Recently, safety inspectors identified a potential hydrogen sulfide emission problem on board an offshore drilling vessel. When they threatened to halt operations, our customer faced an urgent regulatory and safety crisis. Hydrogen sulfide (H2S) is acutely hazardous at relatively low concentrations and unacceptable emissions from tank vents left the vessel at risk of shutdown — with big safety, operational, and commercial consequences. Eldridge was brought in to design a reliable, maintainable capture-and-exhaust solution that would restore compliance and allow safe continuous operation.
Situation and Constraints
The vessel’s emissions originated from five separate tank exhaust vents located around the exterior of the vessel. Any solution had to include these elements:
- Capture 100% of H2S continuously at all five pickup points;
- Be removable to allow regular inspections and maintenance of the tank vent assemblies; and
- Ductwork routed within the vessel’s constraints without interfering with other equipment or operations.
The remote offshore location and the vessel’s regulatory exposure added urgency and a premium on reliable performance.
Primary Design Challenge — Capture Performance
The primary technical problem was determining the correct pickup velocity and total air volume. At each capture point, Eldridge had to guarantee complete capture 24/7. We performed a focused assessment of vent geometries, expected plume characteristics, and worst-case emission scenarios. We used that data to determine the size and shape of each capture hood. Then we calculated air flow rates so that each hood provided sufficient velocity at all operating conditions. The result was a specification that ensured containment of even intermittent releases. It also prevented fugitive H2S escape under varying wind and vessel-motion conditions.

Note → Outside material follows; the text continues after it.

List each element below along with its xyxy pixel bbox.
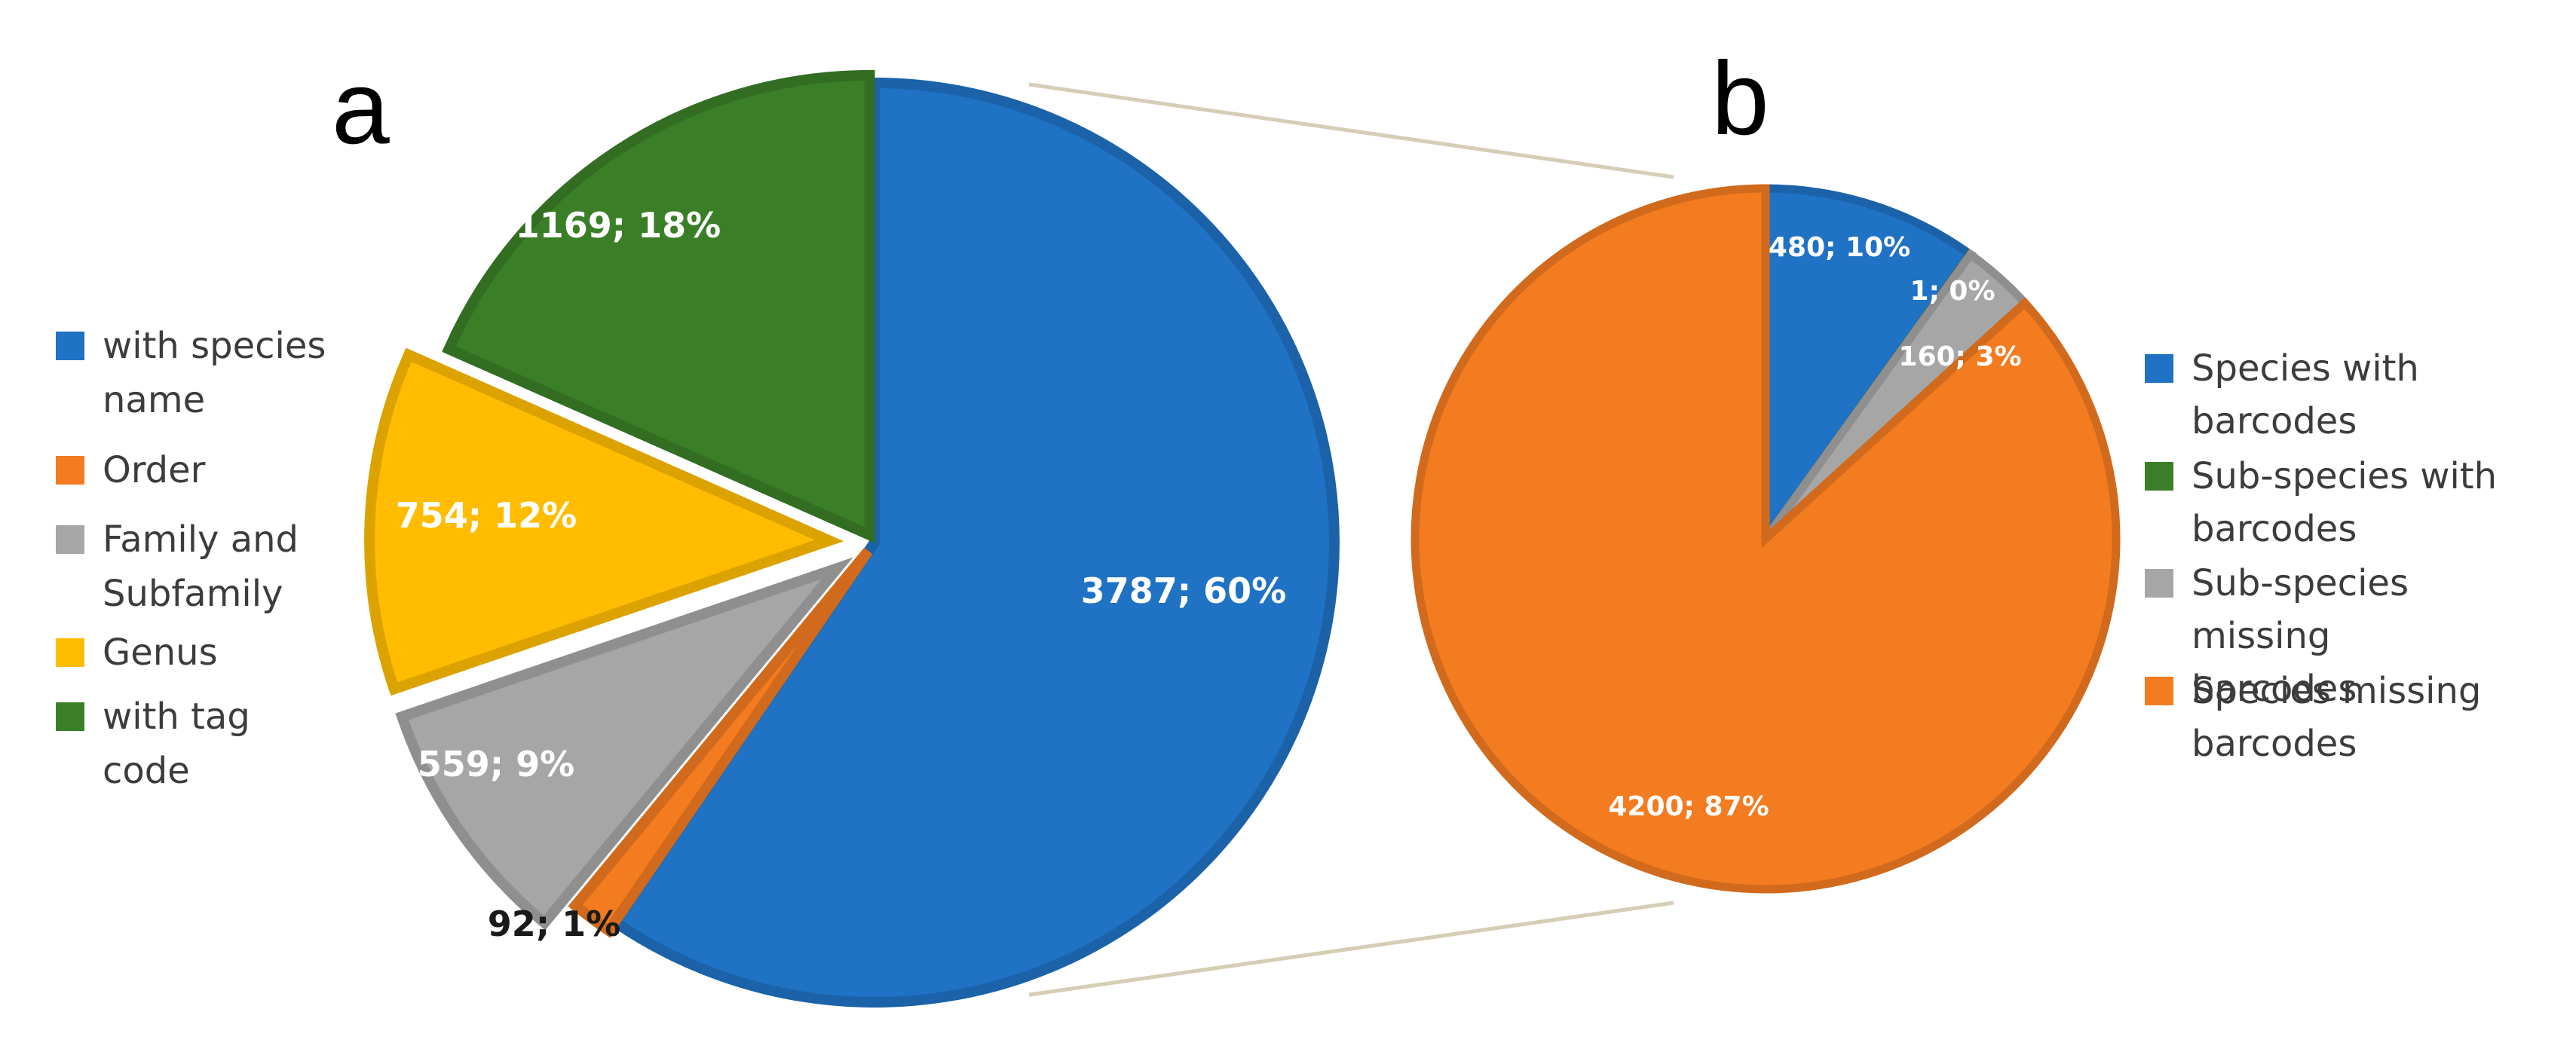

Secondary Design Challenge — Duct Routing and Integration
With capture sizing defined, the secondary challenge was routing ductwork from the hoods to exhaust discharge points. The routing had to minimize pressure losses, avoid obstructions, and allow easy access for inspection and maintenance. Eldridge developed a duct layout that balanced short, direct runs where possible with gradual bends and appropriate supports to preserve flow performance and structural integrity. Where space was constrained, compact transitions and custom bends were used to maintain capture effectiveness without compromising vessel operations.
Inspection and Maintenance Access
One important design requirement for the capture hoods was removability. The capture hoods were engineered so technicians could quickly remove or open units to inspect and service the underlying tank vents without extensive disassembly. Quick-release fastenings, gasketed flanges, and inspection ports were incorporated so the customer’s maintenance crews could comply with routine and regulator-driven inspections with minimal downtime.
Implementation and Outcome
Eldridge delivered detailed designs, shop-fabricated components, and installation support tailored to the vessel’s layout. The completed system provided verified capture of tank vent emissions at all five points, was straightforward to maintain, and met the inspectors’ expectations. As a result, the vessel avoided operational shutdown, resolved the regulatory concern, and restored a safe working environment for crew and contractors.
Conclusion
This project highlights how targeted design — combining careful capture-velocity analysis, practical duct-routing solutions, and maintainable hardware design — can rapidly resolve hazardous emissions on complex offshore assets. For operators facing fugitive gas challenges, such as a hydrogen sulfide emission problem, a solutions-first approach that emphasizes verified capture performance and maintainability is essential to staying safe, compliant, and operational.